Spesso abbiamo ereditato le nostre battaglie dai genitori ma loro non hanno il potere di aiutarci ad affrontarle. Spesso queste battaglie scorrono di generazione in generazione senza che vengano affrontate a fondo. D: ?

Voce e assertività

La voce emerge dal corpo come rappresentazione del nostro mondo interiore: porta con se le esperienze del passato, le nostre speranze e paure per il futuro e la risonanza emotiva del presente.

Nel parlare ci riveliamo, ci sveliamo.

La persona in fondo alla scala gerarchica dell'ufficio desidera un tono di voce autorevole, ma non ha ancora trovato nel suo corpo dove risiede. Il suono dipende dalla pienezza della massa d'aria che passa dalla gola, e quella pienezza è fatta dall'intero corpo (i cantanti imparano presto che il suono è prodotto dall'intera estensione del corpo).

Se la voce appartiene al ventre si è più in contatto con le sensazioni viscerali che sono l'espressione del nostre essere qui ed ora. Se non si sa ancora a cosa dire "sì" si può cominciare con il dire "no" a qualsiasi cosa intuitivamente sappiamo ci porterà ad una perdita di vitalità, aspettando (senza sperare perché sarebbe speranza nella cosa sbagliata) fermi di sentire quali sono i propri sì. In genere le persone che sanno cosa vogliono appaiono in pace con se stesse, hanno un'immagine interna a cui tornare che funziona da rifugio.

Innocenza ed esperienza

Ogni volta che facciamo sentire la nostra voce all'interno di un'organizzazione, riveliamo con essa l'equilibrio precario fra innocenza, che ha a che fare con il costruire la propria strada nel mondo quali che siano gli ostacoli, e l'esperienza, che ha a che fare con il comprendere le relazioni di potere che dominano le organizzazioni. L'equilibrio è fra l'essere giudicati "idealisti pericolosi" o"abili cinici".

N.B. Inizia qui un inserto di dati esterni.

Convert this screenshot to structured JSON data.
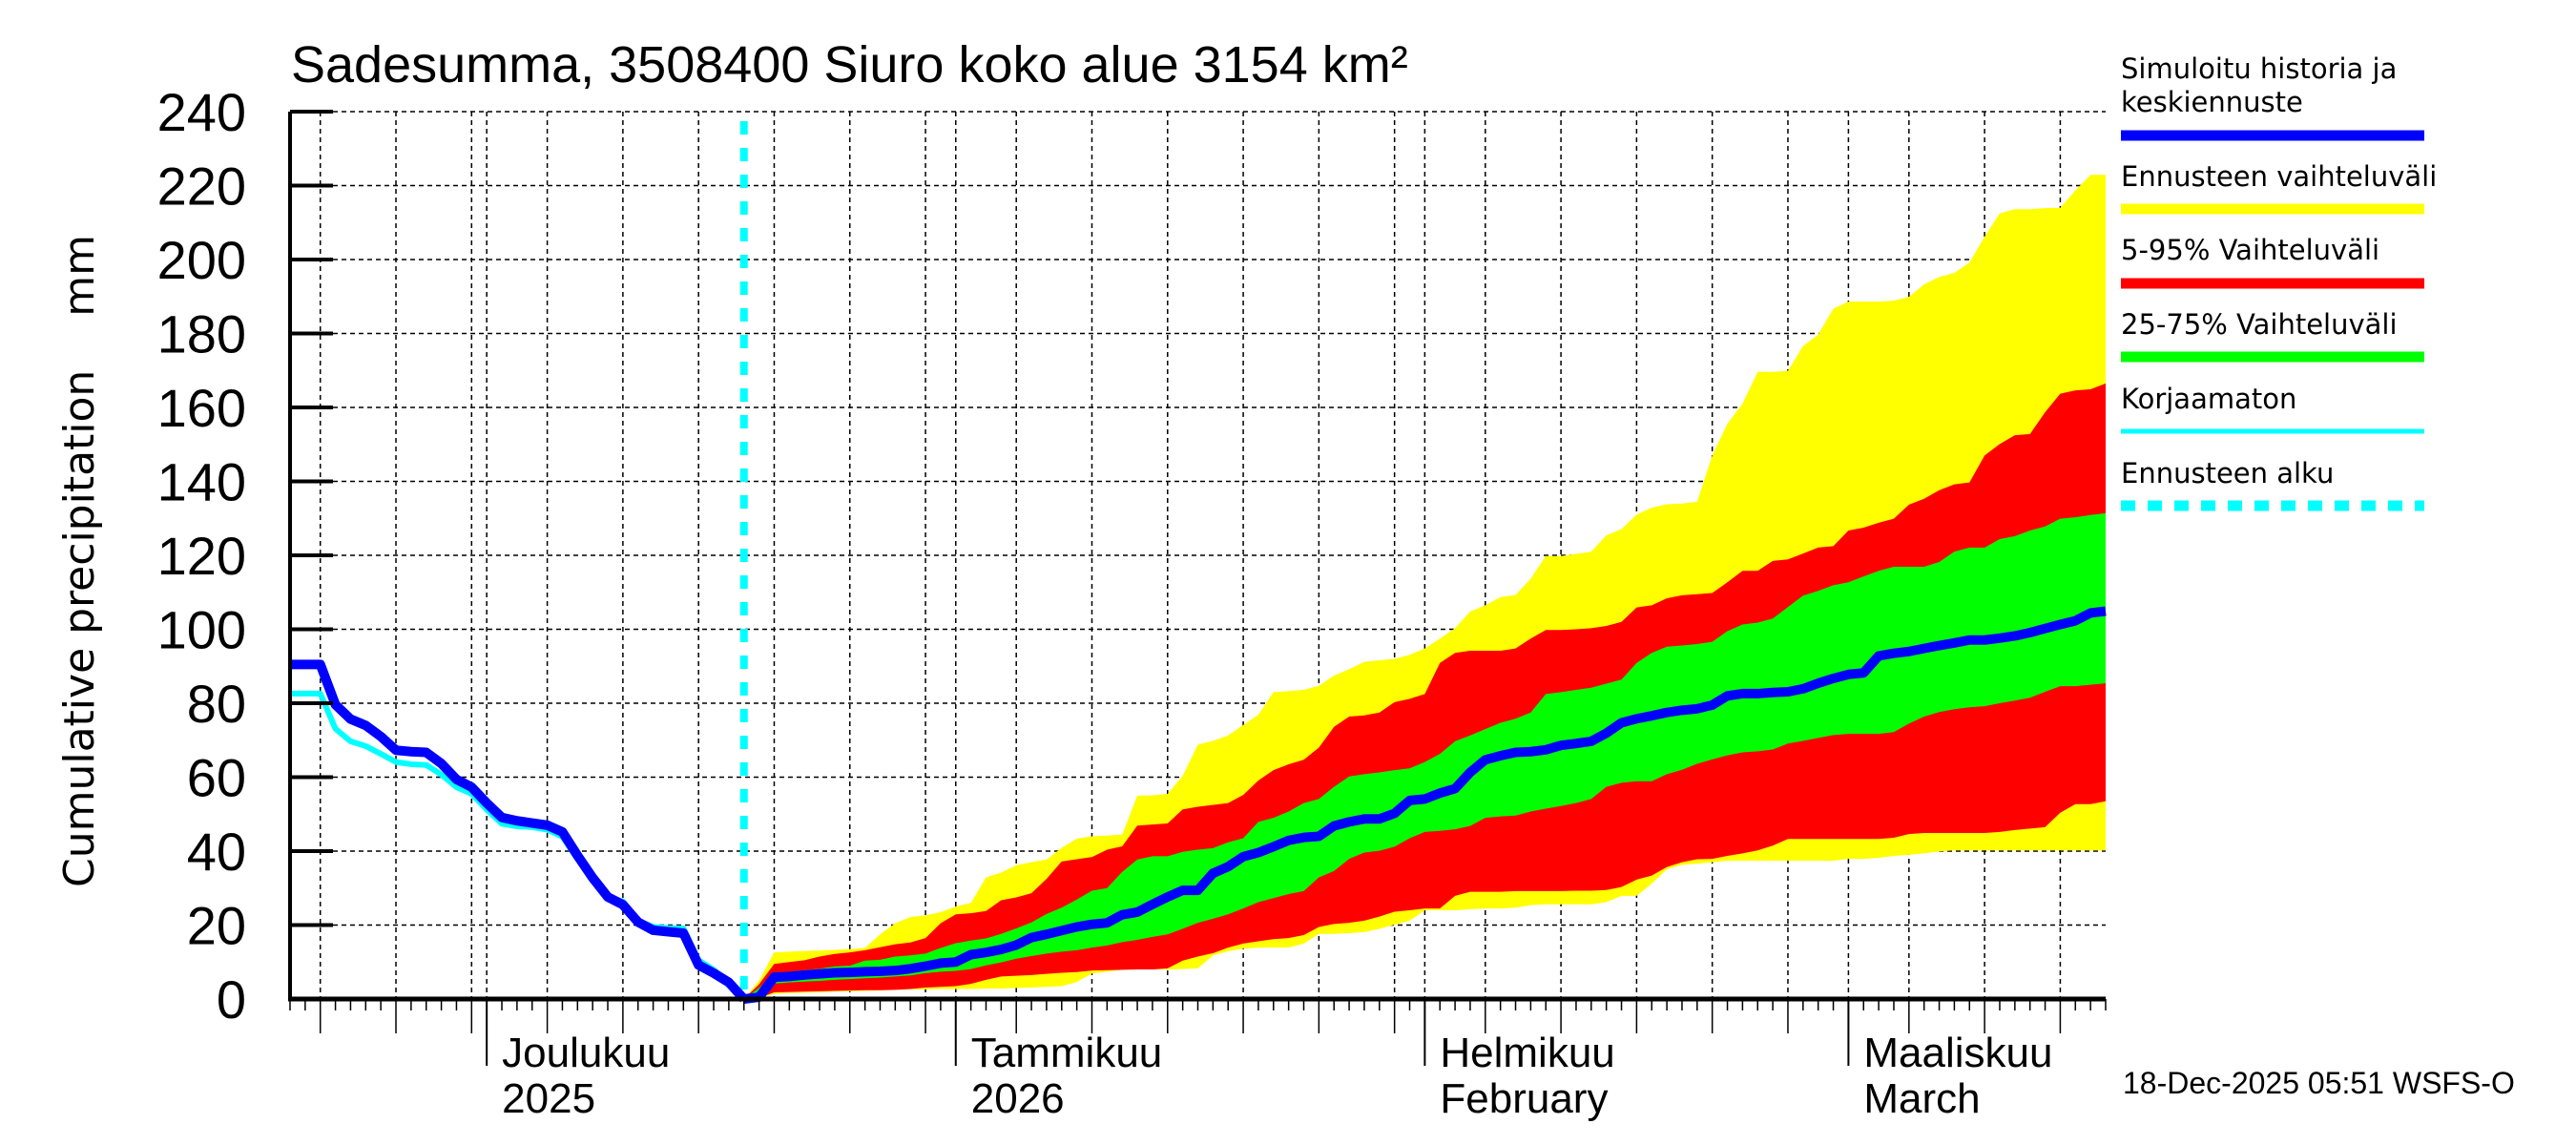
{
  "chart_data": {
    "type": "area",
    "title": "Sadesumma, 3508400 Siuro koko alue 3154 km²",
    "ylabel": "Cumulative precipitation    mm",
    "xlabel": "",
    "ylim": [
      0,
      240
    ],
    "yticks": [
      "0",
      "20",
      "40",
      "60",
      "80",
      "100",
      "120",
      "140",
      "160",
      "180",
      "200",
      "220",
      "240"
    ],
    "grid": true,
    "legend_placement": "right",
    "x_start_date": "2025-11-18",
    "x_days": 120,
    "forecast_start_index": 30,
    "month_labels": [
      {
        "date": "2025-12-01",
        "line1": "Joulukuu",
        "line2": "2025"
      },
      {
        "date": "2026-01-01",
        "line1": "Tammikuu",
        "line2": "2026"
      },
      {
        "date": "2026-02-01",
        "line1": "Helmikuu",
        "line2": "February"
      },
      {
        "date": "2026-03-01",
        "line1": "Maaliskuu",
        "line2": "March"
      }
    ],
    "history": {
      "simulated": [
        90.5,
        90.5,
        90.5,
        79.6,
        75.7,
        74,
        71,
        67.3,
        66.9,
        66.7,
        63.7,
        59.4,
        57.3,
        53,
        49.1,
        48.2,
        47.6,
        47,
        45.2,
        38.8,
        32.8,
        27.6,
        25.5,
        20.8,
        18.6,
        18.2,
        17.8,
        9.2,
        7,
        4.5,
        0
      ],
      "uncorrected": [
        82.6,
        82.6,
        82.6,
        73.1,
        69.7,
        68.4,
        66.3,
        64.1,
        63.5,
        63.3,
        60.7,
        57.3,
        55.5,
        51.2,
        47.4,
        46.7,
        46.5,
        45.8,
        43.9,
        37.9,
        32.4,
        27.6,
        26.4,
        21.2,
        19.5,
        19.2,
        19.1,
        10.5,
        7.9,
        4.5,
        0.5
      ]
    },
    "forecast": {
      "max": [
        0,
        5,
        12.6,
        12.8,
        13,
        13.1,
        13.3,
        13.5,
        13.8,
        17.5,
        20.5,
        22.2,
        22.6,
        23.5,
        25,
        26,
        32.9,
        34.2,
        36.2,
        37,
        37.7,
        40.9,
        43.4,
        44,
        44.2,
        44.5,
        55,
        55.1,
        55.5,
        60.4,
        68.8,
        69.8,
        71.3,
        74.1,
        76.9,
        83,
        83.3,
        83.6,
        84.7,
        87.5,
        89.2,
        91.2,
        91.6,
        92,
        93.1,
        94.8,
        97.5,
        100.3,
        104.8,
        106.5,
        108.7,
        109.3,
        113.7,
        119.8,
        119.8,
        120.4,
        121,
        125.4,
        127.1,
        131,
        132.9,
        133.8,
        134,
        134.5,
        147,
        155.6,
        161,
        169.6,
        169.6,
        169.9,
        176.6,
        179.7,
        186.7,
        188.6,
        188.6,
        188.6,
        188.9,
        189.9,
        193.3,
        195.3,
        196.4,
        199.2,
        206.2,
        212.5,
        213.6,
        213.6,
        213.9,
        214,
        218.7,
        222.9,
        222.9
      ],
      "p95": [
        0,
        4,
        9.5,
        10,
        10.5,
        11.5,
        12.2,
        12.6,
        13.2,
        14,
        14.8,
        15.3,
        16.5,
        20.5,
        22.9,
        23.2,
        23.8,
        26.7,
        27.5,
        28.6,
        32.5,
        37.2,
        37.8,
        38.4,
        40.4,
        41.3,
        46.9,
        47.2,
        47.5,
        51.3,
        52,
        52.5,
        53,
        55.2,
        59.1,
        61.9,
        63.5,
        64.7,
        68,
        73.6,
        76.4,
        76.7,
        77.5,
        80.3,
        81.2,
        82.5,
        90.9,
        93.6,
        94.2,
        94.2,
        94.2,
        94.8,
        97.5,
        99.8,
        99.8,
        100,
        100.3,
        100.9,
        102,
        105.9,
        106.5,
        108.4,
        109.2,
        109.5,
        109.8,
        112.7,
        115.8,
        115.8,
        118.5,
        118.9,
        120.5,
        122.1,
        122.5,
        126.7,
        127.5,
        128.8,
        129.9,
        133.7,
        135.3,
        137.6,
        139.2,
        139.7,
        147,
        150.1,
        152.5,
        152.8,
        158.7,
        163.7,
        164.6,
        164.9,
        166.5
      ],
      "p75": [
        0,
        3,
        7,
        7.4,
        7.8,
        8.2,
        8.8,
        9,
        10.4,
        10.6,
        11.5,
        11.8,
        12.3,
        13.8,
        15.1,
        15.8,
        16.4,
        17.6,
        19.1,
        20.7,
        23,
        24.7,
        26.9,
        29.3,
        30,
        34.4,
        37.7,
        38.6,
        38.6,
        39.8,
        40.4,
        40.8,
        42.4,
        43.5,
        47.9,
        49,
        50.7,
        53,
        54.1,
        57.4,
        60.2,
        60.8,
        61.3,
        61.9,
        62.4,
        64.1,
        66.3,
        69.7,
        71.3,
        73,
        74.7,
        75.8,
        77.5,
        82.5,
        83,
        83.6,
        84.2,
        85.3,
        86.4,
        90.9,
        93.6,
        95.3,
        95.6,
        96,
        96.6,
        99.5,
        101.3,
        101.8,
        102.9,
        106,
        109.1,
        110.4,
        111.9,
        112.7,
        114.3,
        115.8,
        116.9,
        116.9,
        116.9,
        118.2,
        121,
        122.1,
        122.1,
        124.4,
        125.2,
        126.7,
        127.8,
        129.9,
        130.3,
        130.9,
        131.4
      ],
      "median": [
        0,
        0.5,
        5.9,
        6.1,
        6.5,
        6.8,
        7.1,
        7.2,
        7.4,
        7.5,
        7.7,
        8.2,
        8.9,
        9.7,
        10,
        12,
        12.6,
        13.4,
        14.6,
        16.6,
        17.5,
        18.5,
        19.5,
        20.2,
        20.6,
        22.8,
        23.5,
        25.6,
        27.6,
        29.4,
        29.4,
        34,
        35.8,
        38.5,
        39.6,
        41.2,
        42.9,
        43.7,
        44,
        46.8,
        47.9,
        48.7,
        48.7,
        50.2,
        53.7,
        54.1,
        55.7,
        56.9,
        61.3,
        64.7,
        65.8,
        66.7,
        66.9,
        67.4,
        68.6,
        69.1,
        69.7,
        71.9,
        74.7,
        75.8,
        76.6,
        77.5,
        78.1,
        78.5,
        79.5,
        82,
        82.6,
        82.6,
        82.9,
        83.1,
        83.9,
        85.4,
        86.7,
        87.8,
        88.2,
        92.8,
        93.5,
        94,
        94.8,
        95.6,
        96.3,
        97.1,
        97.1,
        97.6,
        98.2,
        99.1,
        100.2,
        101.3,
        102.3,
        104.4,
        104.9
      ],
      "p25": [
        0,
        0.5,
        4.2,
        4.5,
        4.7,
        4.9,
        5.2,
        5.4,
        5.6,
        5.8,
        6.1,
        6.4,
        7,
        7.4,
        7.6,
        8.1,
        9.1,
        9.9,
        10.9,
        11.6,
        12.3,
        12.8,
        13.2,
        13.9,
        14.5,
        15.4,
        16,
        16.8,
        17.5,
        19,
        20.6,
        21.7,
        22.9,
        24.5,
        26.2,
        27.3,
        28.4,
        29.2,
        32.9,
        34.6,
        37.9,
        39.6,
        40.1,
        41.2,
        43.5,
        45.2,
        45.5,
        45.9,
        46.8,
        49,
        49.4,
        49.6,
        50.7,
        51.5,
        52.2,
        53,
        54.1,
        57.4,
        58.5,
        58.9,
        58.9,
        60.8,
        62,
        63.6,
        64.8,
        65.9,
        66.7,
        67,
        67.5,
        69.1,
        69.8,
        70.6,
        71.4,
        71.7,
        71.7,
        71.7,
        72.2,
        74.5,
        76.4,
        77.6,
        78.4,
        78.9,
        79.2,
        80,
        80.7,
        81.5,
        83.1,
        84.6,
        84.6,
        85,
        85.4
      ],
      "p5": [
        0,
        0.3,
        1.8,
        1.9,
        2,
        2.1,
        2.2,
        2.3,
        2.4,
        2.4,
        2.5,
        2.7,
        3.1,
        3.3,
        3.5,
        4.1,
        5.2,
        6.1,
        6.3,
        6.5,
        6.8,
        7.1,
        7.3,
        7.7,
        7.8,
        7.9,
        8,
        8,
        8.3,
        10.4,
        11.5,
        12.4,
        13.9,
        15,
        15.6,
        16.2,
        16.5,
        17.3,
        19.5,
        20.3,
        20.6,
        21.2,
        22.3,
        23.6,
        24,
        24.5,
        24.5,
        27.9,
        29,
        29,
        29,
        29.2,
        29.2,
        29.2,
        29.2,
        29.3,
        29.3,
        29.5,
        30.3,
        32.3,
        33.4,
        35.7,
        37,
        37.8,
        37.9,
        38.7,
        39.4,
        40.2,
        41.5,
        43.3,
        43.3,
        43.3,
        43.3,
        43.3,
        43.3,
        43.3,
        43.6,
        44.6,
        44.9,
        44.9,
        44.9,
        44.9,
        44.9,
        45.2,
        45.7,
        46.1,
        46.5,
        50.4,
        52.7,
        52.7,
        53.5
      ],
      "min": [
        0,
        0.2,
        1.4,
        1.6,
        1.7,
        1.8,
        2,
        2.1,
        2.2,
        2.3,
        2.5,
        2.6,
        2.6,
        2.7,
        2.7,
        2.7,
        2.8,
        2.8,
        3,
        3.1,
        3.3,
        3.5,
        4.6,
        6.9,
        7.4,
        7.9,
        8,
        8,
        8,
        8.1,
        8.3,
        11.8,
        12.9,
        13.6,
        13.9,
        13.9,
        13.9,
        15,
        17.6,
        17.6,
        17.8,
        18.1,
        19,
        20.1,
        21.2,
        24,
        24,
        24,
        24.3,
        24.5,
        24.5,
        24.7,
        25.4,
        25.6,
        25.6,
        25.6,
        25.6,
        26.2,
        27.9,
        27.9,
        31.2,
        35.1,
        36.3,
        36.6,
        37,
        37.4,
        37.4,
        37.4,
        37.4,
        37.4,
        37.4,
        37.4,
        37.4,
        37.9,
        37.9,
        38.2,
        38.7,
        39,
        39.4,
        39.9,
        40.2,
        40.2,
        40.2,
        40.2,
        40.2,
        40.2,
        40.2,
        40.2,
        40.2,
        40.2,
        40.2
      ]
    },
    "legend": [
      {
        "label": "Simuloitu historia ja keskiennuste",
        "line1": "Simuloitu historia ja",
        "line2": "keskiennuste",
        "color": "#0000ff",
        "style": "solid"
      },
      {
        "label": "Ennusteen vaihteluväli",
        "color": "#ffff00",
        "style": "solid"
      },
      {
        "label": "5-95% Vaihteluväli",
        "color": "#ff0000",
        "style": "solid"
      },
      {
        "label": "25-75% Vaihteluväli",
        "color": "#00ff00",
        "style": "solid"
      },
      {
        "label": "Korjaamaton",
        "color": "#00ffff",
        "style": "solid"
      },
      {
        "label": "Ennusteen alku",
        "color": "#00ffff",
        "style": "dashed"
      }
    ],
    "colors": {
      "median": "#0000ff",
      "range": "#ffff00",
      "p5_95": "#ff0000",
      "p25_75": "#00ff00",
      "uncorrected": "#00ffff",
      "forecast_start": "#00ffff"
    }
  },
  "footer": {
    "timestamp": "18-Dec-2025 05:51 WSFS-O"
  }
}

(Le attività che piaceva fare, e che magari si giudicavano una perdita di tempo, possono costituire un curriculum che porta a poter svolgere perfettamente un dato compito: visto dall'esterno il percorso di vita sembra portare senza sbavature a quel destino che non era visto coscientemente da chi lo vive).

La vera conquista arriva nell'incontro tra le due parti che sono state separate: la nostra innocenza vitale e la nostra esperienza istruita.

Gruppi. Tutte le prove che derivano dalla scienza della complessità dimostrano che, una volta forniti alcuni chiari parametri, le comunità o le squadre si autorganizzano. Una visione e uno scopo fungono da "strani attrattori" (che si manifestano in natura quando il disordine viene incanalato in modelli con qualche tema comune, c'è sempre un'immagine sottostante il caos che fornisce una chiave per l'ordine del livello superiore) da un lato lasciano spazio alla creatività, e dall'altro fungono da limite naturale a comportamenti dannosi per la squadra. Una squadra compatta, con un forte senso della propria missione e dei propri compiti, può essere lasciata libera. Si tratta di assicurare un ambiente in cui le persone esercitano la loro stessa disciplina, intesa come coerenza fra azioni e obiettivi.

Gli stormi si creano con semplici istruzioni locali; tentare di dirigere dall'alto verso il basso porta ad un gran numero di istruzioni burocratiche nel tentativo di prevedere ogni eventualità.

p. 290 Pensate e agite localmente e intuite globalmente.


David Whyte, The Heart Aroused: Poetry and the Preservation of the Soul in Corporate America, 1994.